GP d'Espagne 2026 : un ou deux arrêts au Madring ?

La toute première course de Formule 1 au Madring s'annonce stratégiquement très ouverte : Pirelli considère en effet les options à un et deux arrêts comme parfaitement viables pour les 57 tours du Grand Prix d'Espagne 2026.
Après la séance où Lando Norris a soufflé la pole à Kimi Antonelli pour seulement 0,011 seconde, la position en piste s'avère déjà capitale. Toutefois, avec une perte estimée à 25 secondes par passage aux stands, la dégradation des gommes et le timing du premier arrêt pourraient bien décider du vainqueur de cette épreuve inaugurale à Madrid.

Médium puis dur : l'option à un arrêt la plus sûre
L'option principale à un arrêt recommandée par Pirelli prévoit un départ en pneus médiums C3, les pilotes devant basculer sur les durs C2 entre le 18e et le 24e tour.
Ce schéma tactique s'avère particulièrement séduisant pour Norris et Antonelli. Les deux pilotes de la première ligne disposent chacun d'un train neuf de médiums et de deux trains neufs de durs, offrant à McLaren et Mercedes une flexibilité maximale.
George Russell et Oscar Piastri bénéficient de la même allocation, ce qui leur permet d'adopter cette stratégie conventionnelle médium-dur ou de basculer sur deux arrêts si la dégradation s'avère plus élevée que prévu.
L'alternative réside dans une stratégie à deux arrêts médium-dur-dur, avec une première salve entre les tours 10 et 16, suivie d'un second arrêt entre les tours 31 et 37. Une approche qui gagnerait grandement en intérêt si le composé C3 souffrait d'une dégradation thermique excessive.

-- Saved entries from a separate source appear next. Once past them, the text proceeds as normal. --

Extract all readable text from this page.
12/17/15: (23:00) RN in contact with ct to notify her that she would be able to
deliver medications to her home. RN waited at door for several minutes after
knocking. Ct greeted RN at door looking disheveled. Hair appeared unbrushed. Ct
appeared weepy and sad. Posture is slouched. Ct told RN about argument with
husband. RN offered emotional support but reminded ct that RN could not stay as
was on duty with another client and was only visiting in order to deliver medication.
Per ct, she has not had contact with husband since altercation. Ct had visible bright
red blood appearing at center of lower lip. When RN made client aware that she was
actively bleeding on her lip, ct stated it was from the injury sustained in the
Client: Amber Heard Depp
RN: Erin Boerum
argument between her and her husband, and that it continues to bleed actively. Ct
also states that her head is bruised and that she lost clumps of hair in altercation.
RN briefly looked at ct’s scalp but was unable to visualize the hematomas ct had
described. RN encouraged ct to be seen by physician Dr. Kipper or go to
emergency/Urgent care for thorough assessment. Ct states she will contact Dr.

Ferrari peut-elle tenter l'attaque en tendres ?
La Scuderia Ferrari possède quant à elle une donne stratégique bien différente.
Lewis Hamilton et Charles Leclerc disposent tous deux d'un train neuf de pneus tendres C4, mais d'aucun train de médiums non rodé. Cela ouvre la perspective d'un envol agressif en gommes tendres, avant de passer les durs entre le 15e et le 21e tour.
D'après les estimations de Pirelli, le pneu tendre atteint les 150 km/h environ 2,31 mètres plus tôt que le médium, tandis que le pneu dur concède près de 3,02 mètres au composé le plus tendre.
Avec à peine 200 mètres séparant la ligne de départ de la première zone de freinage, cet avantage d'impulsion pourrait peser lourd. Hamilton s'élançant quatrième et Leclerc cinquième, les gommes C4 constituent une arme potentiellement redoutable pour attaquer immédiatement Max Verstappen et les pilotes de la première ligne.

Le revers de la médaille concerne l'usure : une stratégie tendre-dur à un seul arrêt impose un relais final particulièrement long, tandis que la variante agressive à deux arrêts en tendre-dur-dur contraindrait à stopper vers les tours 9-15 puis 30-36.
Verstappen face à un choix particulier
Troisième sur la grille, Verstappen dispose de deux trains de pneus durs neufs, mais seulement d'un médium usé et de tendres usés. Red Bull ne dispose donc pas des mêmes options de départ optimales que Norris et Antonelli.
Cette situation pourrait inciter Verstappen à démarrer sur son train de médiums rodés avant d'exploiter massivement les C2, surtout si l'écurie autrichienne juge que le pneu dur demeure le plus performant en conditions de course.

En l'absence de données historiques en course sur le tracé du Madring, et alors que les essais libres de vendredi ont déjà montré à quelle vitesse les conditions évoluent, la flexibilité stratégique primera sans doute sur les plans préétablis.
La formule à un arrêt reste compétitive, mais si la dégradation s'accélère, ce Grand Prix d'Espagne 2026 pourrait très vite récompenser le timing, la gestion des pneumatiques et l'audace d'un second arrêt.